You stare at your lasagne, which is ugly and has congealing historical layers, like a starchy lump of cliff — not something you can eat.

There’s a plate of allegedly Moroccan casserole in front of him. It hasn’t been attempted.

This isn’t having lunch with him, this is visiting lunch with him.

You should have brought your own food to ignore — bad cheese and wet pickle, nasty bread — it would have been cheaper.

I hate pickle.’

‘Well, I didn’t know that.’

‘Well, I’ve been telling you for thirty-seven years.’

Start as you’d rather not have to continue.

You remember arriving early — the more important the occasion, the earlier you’ll be — and then having to wander, wait, lean against the warmed bulk of the embankment wall.

It felt good, reliable, relaxing.

Not like this.

You’d looked down at the retreated tide and the narrow drifts of dirty sand it had abandoned. They made you think this lets it seem that somewhere underneath the grey and the burden of straight edges, unnatural angles, London could still be a living thing and might simply shrug one random morning and crack its surfaces and let fundamental elements — sand, rock, water — run loose.

Which might just have been something to consider rather than considering this man and your imminent meeting, or it might have been caused by the slowed and silvered air and the city being briefly turned to silhouettes, lacework and bright prospects. There was a sweetness when you breathed, as if leaves were waking somewhere out of sight.

You were happy.
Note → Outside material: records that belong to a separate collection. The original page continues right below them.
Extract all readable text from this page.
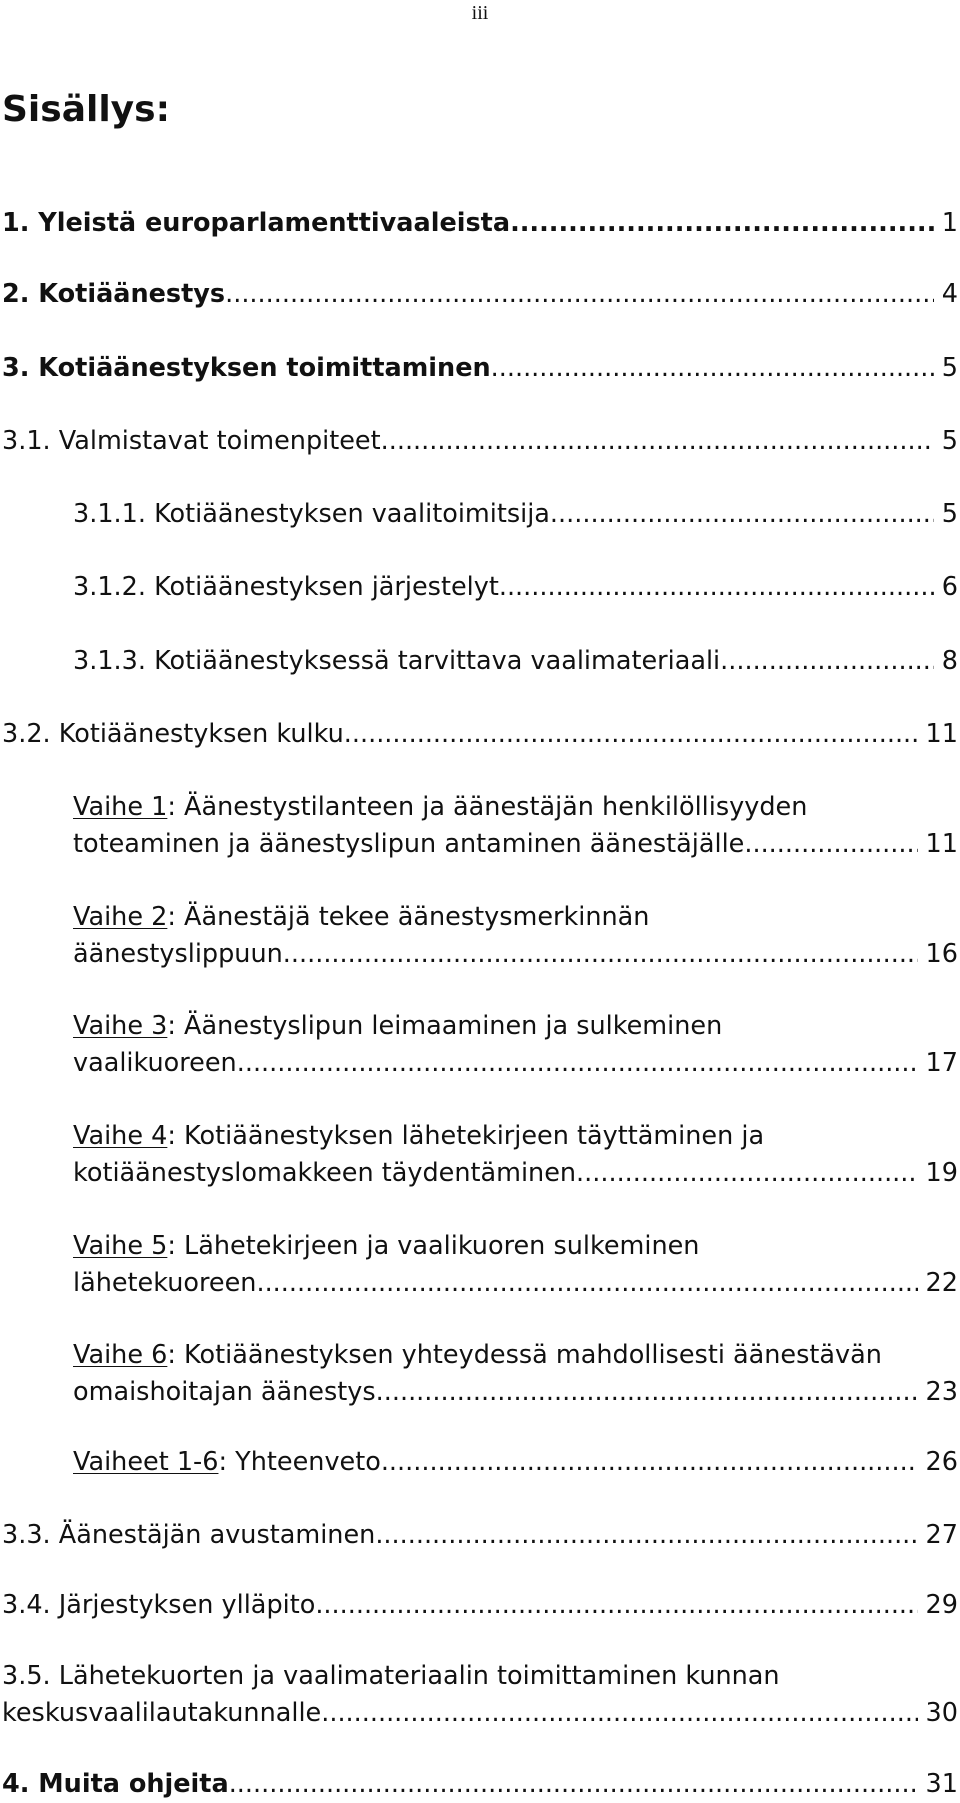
iii
Sisällys:
1. Yleistä europarlamenttivaaleista .....	1
2. Kotiäänestys .....	4
3. Kotiäänestyksen toimittaminen .....	5
3.1. Valmistavat toimenpiteet .....	5
3.1.1. Kotiäänestyksen vaalitoimitsija .....	5
3.1.2. Kotiäänestyksen järjestelyt .....	6
3.1.3. Kotiäänestyksessä tarvittava vaalimateriaali .....	8
3.2. Kotiäänestyksen kulku .....	11
Vaihe 1: Äänestystilanteen ja äänestäjän henkilöllisyyden
toteaminen ja äänestyslipun antaminen äänestäjälle .....	11
Vaihe 2: Äänestäjä tekee äänestysmerkinnän
äänestyslippuun .....	16
Vaihe 3: Äänestyslipun leimaaminen ja sulkeminen
vaalikuoreen .....	17
Vaihe 4: Kotiäänestyksen lähetekirjeen täyttäminen ja
kotiäänestyslomakkeen täydentäminen .....	19
Vaihe 5: Lähetekirjeen ja vaalikuoren sulkeminen
lähetekuoreen .....	22
Vaihe 6: Kotiäänestyksen yhteydessä mahdollisesti äänestävän
omaishoitajan äänestys .....	23
Vaiheet 1-6: Yhteenveto .....	26
3.3. Äänestäjän avustaminen .....	27
3.4. Järjestyksen ylläpito .....	29
3.5. Lähetekuorten ja vaalimateriaalin toimittaminen kunnan
keskusvaalilautakunnalle .....	30
4. Muita ohjeita .....	31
Unmistakably.

You didn’t quite believe that you were happy because of him, but could have been persuaded.

Then he arrived — quick and with a slight flail in his limbs, a vaguely tangential approach — and his nervousness made you nervous, as if he had identified a threat you couldn’t place.

They’re worse now, your nerves, because you are so firmly by yourself. Still, he would do you no harm. You can tell. This is rare in men, in people, and is therefore attractive and it makes you miss him.